2. Physical switches are still a must
It's absolutely delightful to be able to turn a light off or set a precise dimming level with a simple voice command or a tap on a smartphone app. But what happens when your internet connection is interrupted? That's when physical switches that work over local Wi-Fi or Bluetooth connections are essential. The Google Assistant (or Alexa or Siri) might be unreachable, but as long as there's power, you can still get up and hit the switches just like in the old days.
Our Kasa and Lutron switches still work even when the only network is local, as does any bulb or lightstrip connected to the Hue hub. Thankfully, internet outages are rare in our neighborhood, but you'll still want to make sure you have a backup plan for lighting when the network is down.
3. Smart locks and security systems are an expensive luxury
After we signed the papers to buy our current home, I briefly considered replacing the electronic front door lock with a smart version that could open with the help of a smartphone app. And then I asked myself, "Why do you want to do this?"
I didn't have a good answer to that question, which is why we still have that same not-smart Kwikset lock on the front door. You can open the door by using a key or by entering one of three numeric codes I've programmed in (I can easily change any of those codes if I think it's been compromised). It locks itself automatically after 30 seconds, so I never have to get up in the middle of the night because I'm afraid I left it unlocked. I change the batteries and the "random visitor" code every year, and I honestly can't see a reason to replace that middlebrow tech with something that's controlled by an app. One smart security-related addition I will probably incorporate soon is a smart doorbell with camera.

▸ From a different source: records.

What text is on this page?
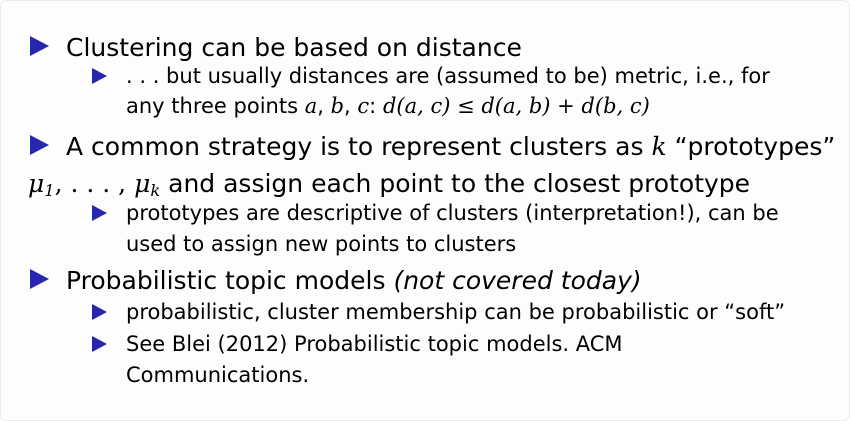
Clustering can be based on distance
. . . but usually distances are (assumed to be) metric, i.e., for
any three points a, b, c: d(a, c) ≤ d(a, b) + d(b, c)
A common strategy is to represent clusters as k “prototypes”
$\mu_1$, . . . , $\mu_k$ and assign each point to the closest prototype
prototypes are descriptive of clusters (interpretation!), can be
used to assign new points to clusters
Probabilistic topic models (not covered today)
probabilistic, cluster membership can be probabilistic or “soft”
See Blei (2012) Probabilistic topic models. ACM
Communications.
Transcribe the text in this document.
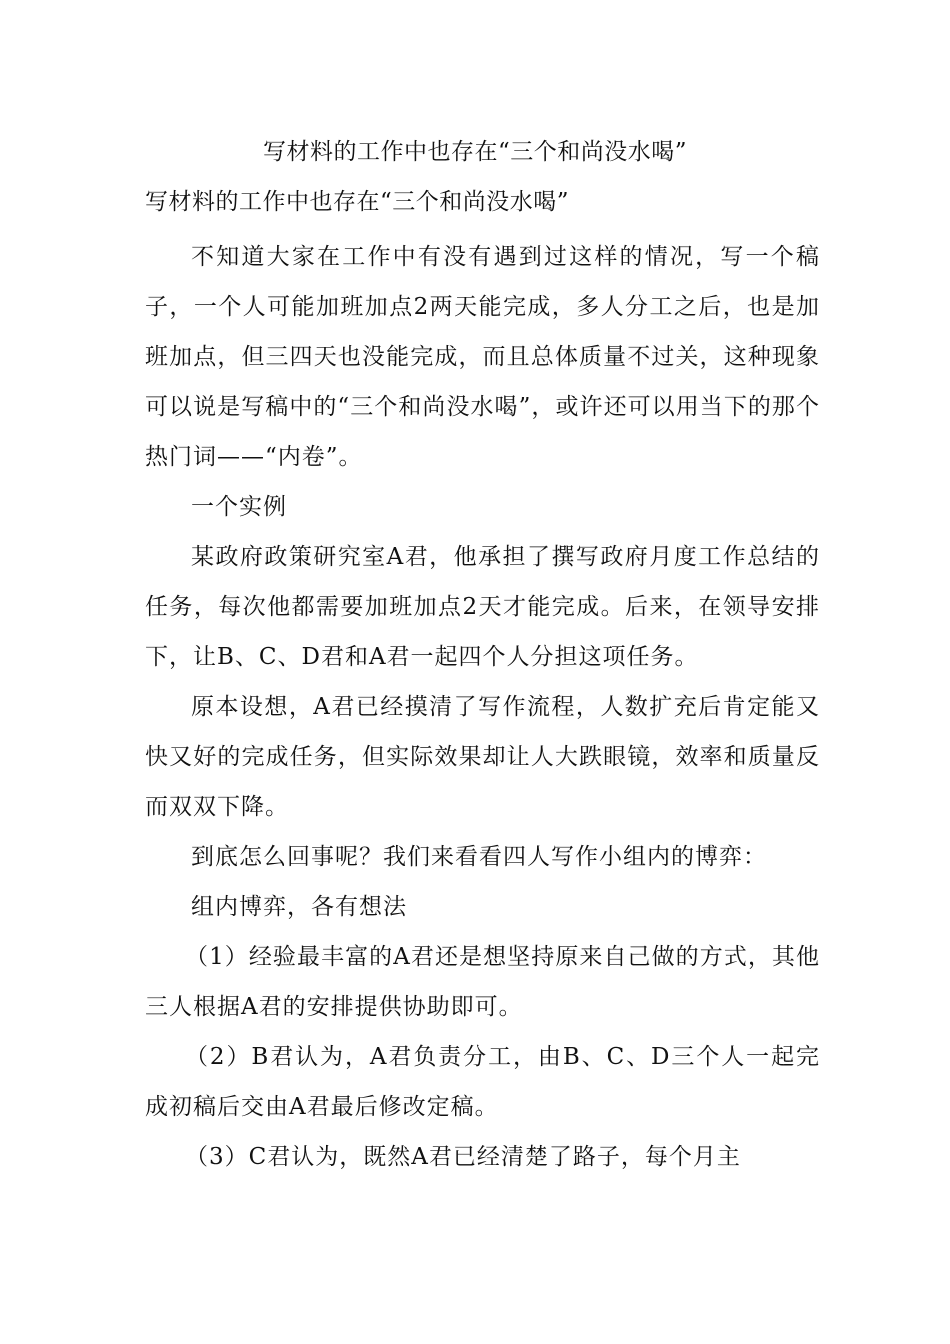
写材料的工作中也存在“三个和尚没水喝”
写材料的工作中也存在“三个和尚没水喝”

不知道大家在工作中有没有遇到过这样的情况，写一个稿子，一个人可能加班加点2两天能完成，多人分工之后，也是加班加点，但三四天也没能完成，而且总体质量不过关，这种现象可以说是写稿中的“三个和尚没水喝”，或许还可以用当下的那个热门词——“内卷”。

一个实例

某政府政策研究室A君，他承担了撰写政府月度工作总结的任务，每次他都需要加班加点2天才能完成。后来，在领导安排下，让B、C、D君和A君一起四个人分担这项任务。

原本设想，A君已经摸清了写作流程，人数扩充后肯定能又快又好的完成任务，但实际效果却让人大跌眼镜，效率和质量反而双双下降。

到底怎么回事呢？我们来看看四人写作小组内的博弈：

组内博弈，各有想法

（1）经验最丰富的A君还是想坚持原来自己做的方式，其他三人根据A君的安排提供协助即可。

（2）B君认为，A君负责分工，由B、C、D三个人一起完成初稿后交由A君最后修改定稿。

（3）C君认为，既然A君已经清楚了路子，每个月主
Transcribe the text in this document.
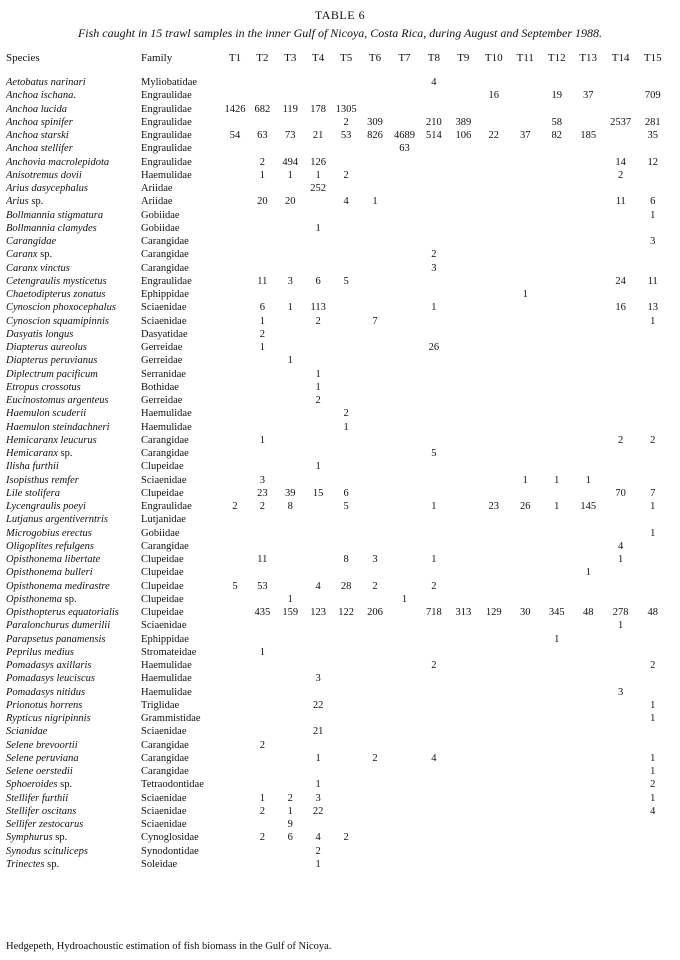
TABLE 6
Fish caught in 15 trawl samples in the inner Gulf of Nicoya, Costa Rica, during August and September 1988.
Species	Family	T1	T2	T3	T4	T5	T6	T7	T8	T9	T10	T11	T12	T13	T14	T15
Aetobatus narinari	Myliobatidae								4							
Anchoa ischana.	Engraulidae										16		19	37		709
Anchoa lucida	Engraulidae	1426	682	119	178	1305										
Anchoa spinifer	Engraulidae					2	309		210	389			58		2537	281
Anchoa starski	Engraulidae	54	63	73	21	53	826	4689	514	106	22	37	82	185		35
Anchoa stellifer	Engraulidae							63								
Anchovia macrolepidota	Engraulidae		2	494	126										14	12
Anisotremus dovii	Haemulidae		1	1	1	2									2	
Arius dasycephalus	Ariidae				252											
Arius sp.	Ariidae		20	20		4	1								11	6
Bollmannia stigmatura	Gobiidae															1
Bollmannia clamydes	Gobiidae				1											
Carangidae	Carangidae															3
Caranx sp.	Carangidae								2							
Caranx vinctus	Carangidae								3							
Cetengraulis mysticetus	Engraulidae		11	3	6	5									24	11
Chaetodipterus zonatus	Ephippidae											1				
Cynoscion phoxocephalus	Sciaenidae		6	1	113				1						16	13
Cynoscion squamipinnis	Sciaenidae		1		2		7									1
Dasyatis longus	Dasyatidae		2													
Diapterus aureolus	Gerreidae		1						26							
Diapterus peruvianus	Gerreidae			1												
Diplectrum pacificum	Serranidae				1											
Etropus crossotus	Bothidae				1											
Eucinostomus argenteus	Gerreidae				2											
Haemulon scuderii	Haemulidae					2										
Haemulon steindachneri	Haemulidae					1										
Hemicaranx leucurus	Carangidae		1												2	2
Hemicaranx sp.	Carangidae								5							
Ilisha furthii	Clupeidae				1											
Isopisthus remfer	Sciaenidae		3									1	1	1		
Lile stolifera	Clupeidae		23	39	15	6									70	7
Lycengraulis poeyi	Engraulidae	2	2	8		5			1		23	26	1	145		1
Lutjanus argentiverntris	Lutjanidae															
Microgobius erectus	Gobiidae															1
Oligoplites refulgens	Carangidae														4	
Opisthonema libertate	Clupeidae		11			8	3		1						1	
Opisthonema bulleri	Clupeidae													1		
Opisthonema medirastre	Clupeidae	5	53		4	28	2		2							
Opisthonema sp.	Clupeidae			1				1								
Opisthopterus equatorialis	Clupeidae		435	159	123	122	206		718	313	129	30	345	48	278	48
Paralonchurus dumerilii	Sciaenidae														1	
Parapsetus panamensis	Ephippidae												1			
Peprilus medius	Stromateidae		1													
Pomadasys axillaris	Haemulidae								2							2
Pomadasys leuciscus	Haemulidae				3											
Pomadasys nitidus	Haemulidae														3	
Prionotus horrens	Triglidae				22											1
Rypticus nigripinnis	Grammistidae															1
Scianidae	Sciaenidae				21											
Selene brevoortii	Carangidae		2													
Selene peruviana	Carangidae				1		2		4							1
Selene oerstedii	Carangidae															1
Sphoeroides sp.	Tetraodontidae				1											2
Stellifer furthii	Sciaenidae		1	2	3											1
Stellifer oscitans	Sciaenidae		2	1	22											4
Sellifer zestocarus	Sciaenidae			9												
Symphurus sp.	Cynoglosidae		2	6	4	2										
Synodus scituliceps	Synodontidae				2											
Trinectes sp.	Soleidae				1											
Hedgepeth, Hydroachoustic estimation of fish biomass in the Gulf of Nicoya.
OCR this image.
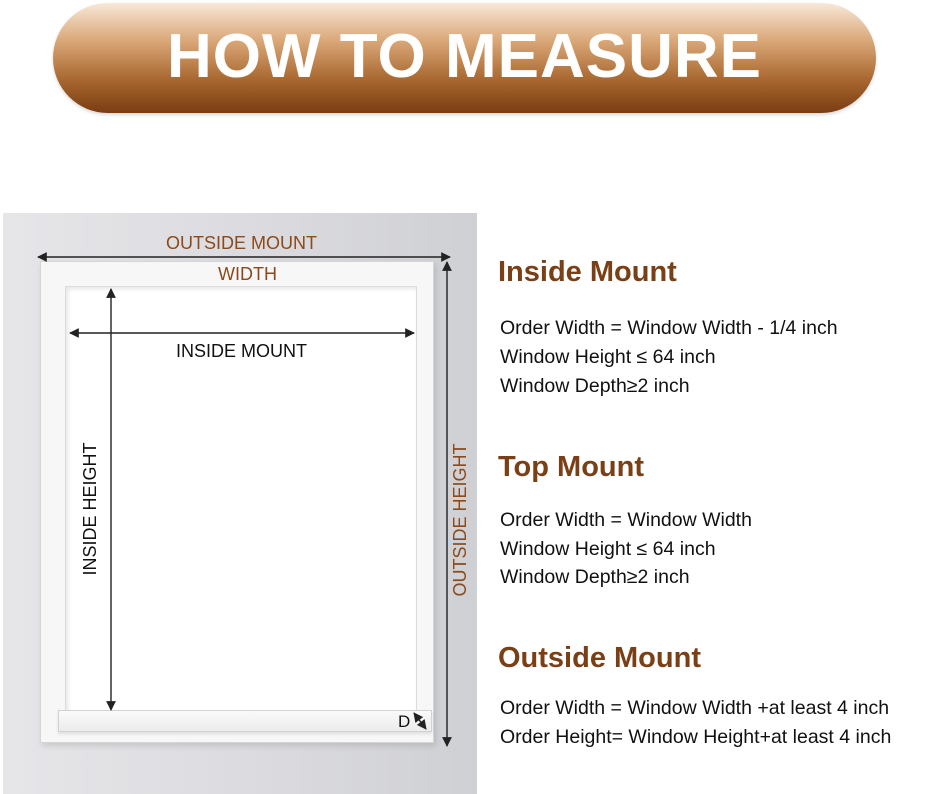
HOW TO MEASURE
OUTSIDE MOUNT
WIDTH
INSIDE MOUNT
INSIDE HEIGHT	OUTSIDE HEIGHT
D
Inside Mount
Order Width = Window Width - 1/4 inch
Window Height ≤ 64 inch
Window Depth≥2 inch
Top Mount
Order Width = Window Width
Window Height ≤ 64 inch
Window Depth≥2 inch
Outside Mount
Order Width = Window Width +at least 4 inch
Order Height= Window Height+at least 4 inch
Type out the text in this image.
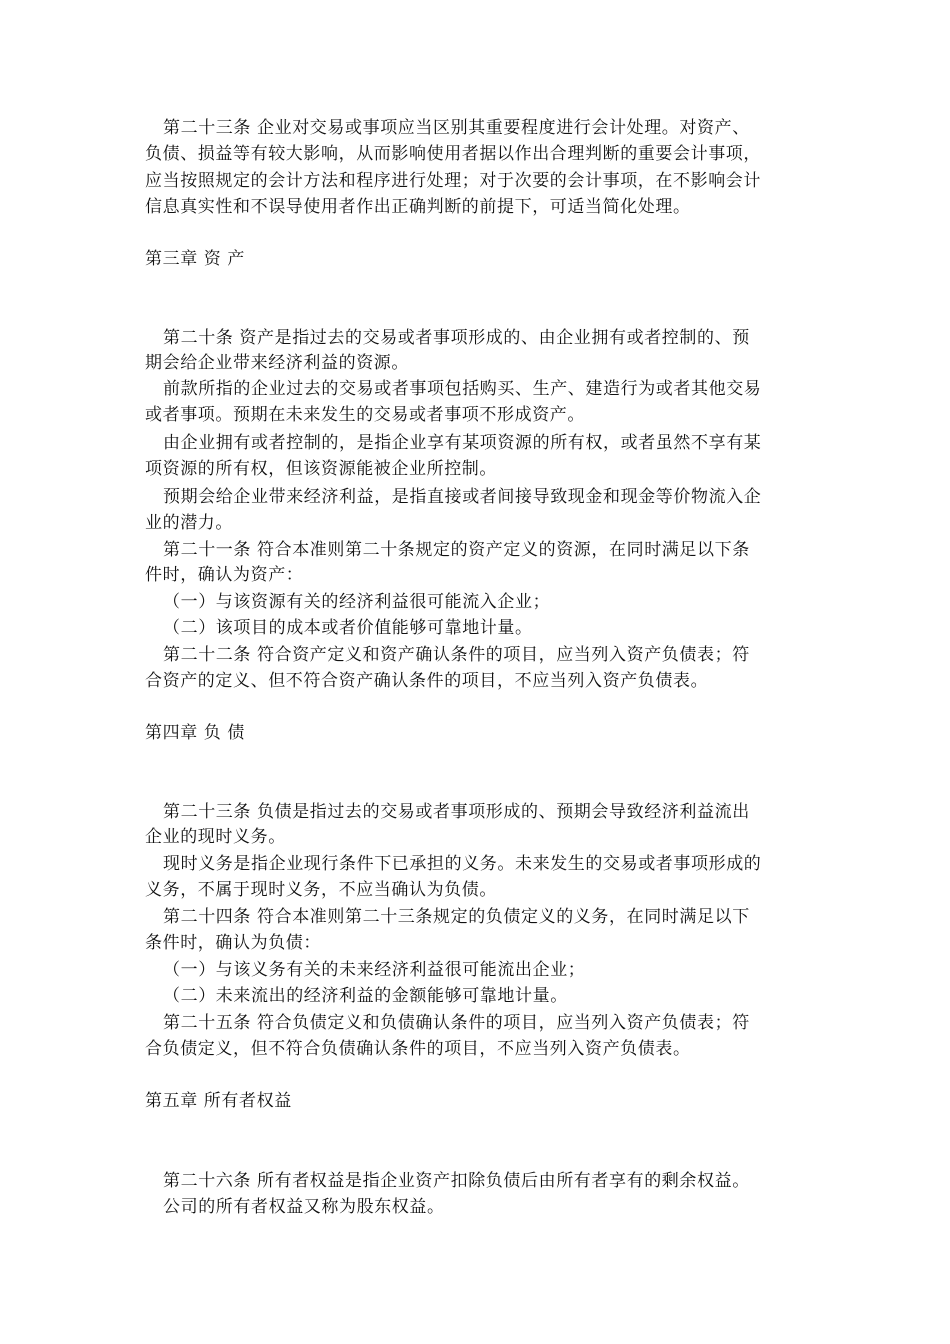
第二十三条 企业对交易或事项应当区别其重要程度进行会计处理。对资产、
负债、损益等有较大影响，从而影响使用者据以作出合理判断的重要会计事项，
应当按照规定的会计方法和程序进行处理；对于次要的会计事项，在不影响会计
信息真实性和不误导使用者作出正确判断的前提下，可适当简化处理。
第三章 资 产
第二十条 资产是指过去的交易或者事项形成的、由企业拥有或者控制的、预
期会给企业带来经济利益的资源。
前款所指的企业过去的交易或者事项包括购买、生产、建造行为或者其他交易
或者事项。预期在未来发生的交易或者事项不形成资产。
由企业拥有或者控制的，是指企业享有某项资源的所有权，或者虽然不享有某
项资源的所有权，但该资源能被企业所控制。
预期会给企业带来经济利益，是指直接或者间接导致现金和现金等价物流入企
业的潜力。
第二十一条 符合本准则第二十条规定的资产定义的资源，在同时满足以下条
件时，确认为资产：
（一）与该资源有关的经济利益很可能流入企业；
（二）该项目的成本或者价值能够可靠地计量。
第二十二条 符合资产定义和资产确认条件的项目，应当列入资产负债表；符
合资产的定义、但不符合资产确认条件的项目，不应当列入资产负债表。
第四章 负 债
第二十三条 负债是指过去的交易或者事项形成的、预期会导致经济利益流出
企业的现时义务。
现时义务是指企业现行条件下已承担的义务。未来发生的交易或者事项形成的
义务，不属于现时义务，不应当确认为负债。
第二十四条 符合本准则第二十三条规定的负债定义的义务，在同时满足以下
条件时，确认为负债：
（一）与该义务有关的未来经济利益很可能流出企业；
（二）未来流出的经济利益的金额能够可靠地计量。
第二十五条 符合负债定义和负债确认条件的项目，应当列入资产负债表；符
合负债定义，但不符合负债确认条件的项目，不应当列入资产负债表。
第五章 所有者权益
第二十六条 所有者权益是指企业资产扣除负债后由所有者享有的剩余权益。
公司的所有者权益又称为股东权益。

4. Smart hubs are still an emerging standard
If I were building a custom home from the foundation up, I would totally spec it out so that everything was controlled by a single smart hub running a modern protocol.
Our electrician waxed rhapsodic about his Lutron-based system, but it would have cost thousands of dollars to emulate that environment in our apartment, and I still would have had to integrate Hue bulbs into the system for use in table lamps. I also looked at Samsung's SmartThings, but at the time it didn't support the hardware we had already invested in.
Matter? This emerging industry standard sounds great and is supported by every smart home heavyweight (including Apple, Google, and Amazon), but devices that work with the standard are just beginning to hit the market.
"Welcome to your smart home. Will you be using Apple, Google, or Amazon?"
That should be in the welcome packet when you move to a new home. If you already have a significant investment in Apple HomeKit devices or Alexa-enabled hardware from Amazon, then your path forward is already set. For us, the choice was easy. We have Google Nest hubs in every room, and every smart home app is able to tie into that infrastructure.
Smart home technology still requires a fair amount of tinkering and manual setup, but once you get past those steps, it's relatively easy to use and expand. Maybe, just maybe, the widespread adoption of new standards like Matter will mean you don't have to be a mad scientist to make all this stuff work.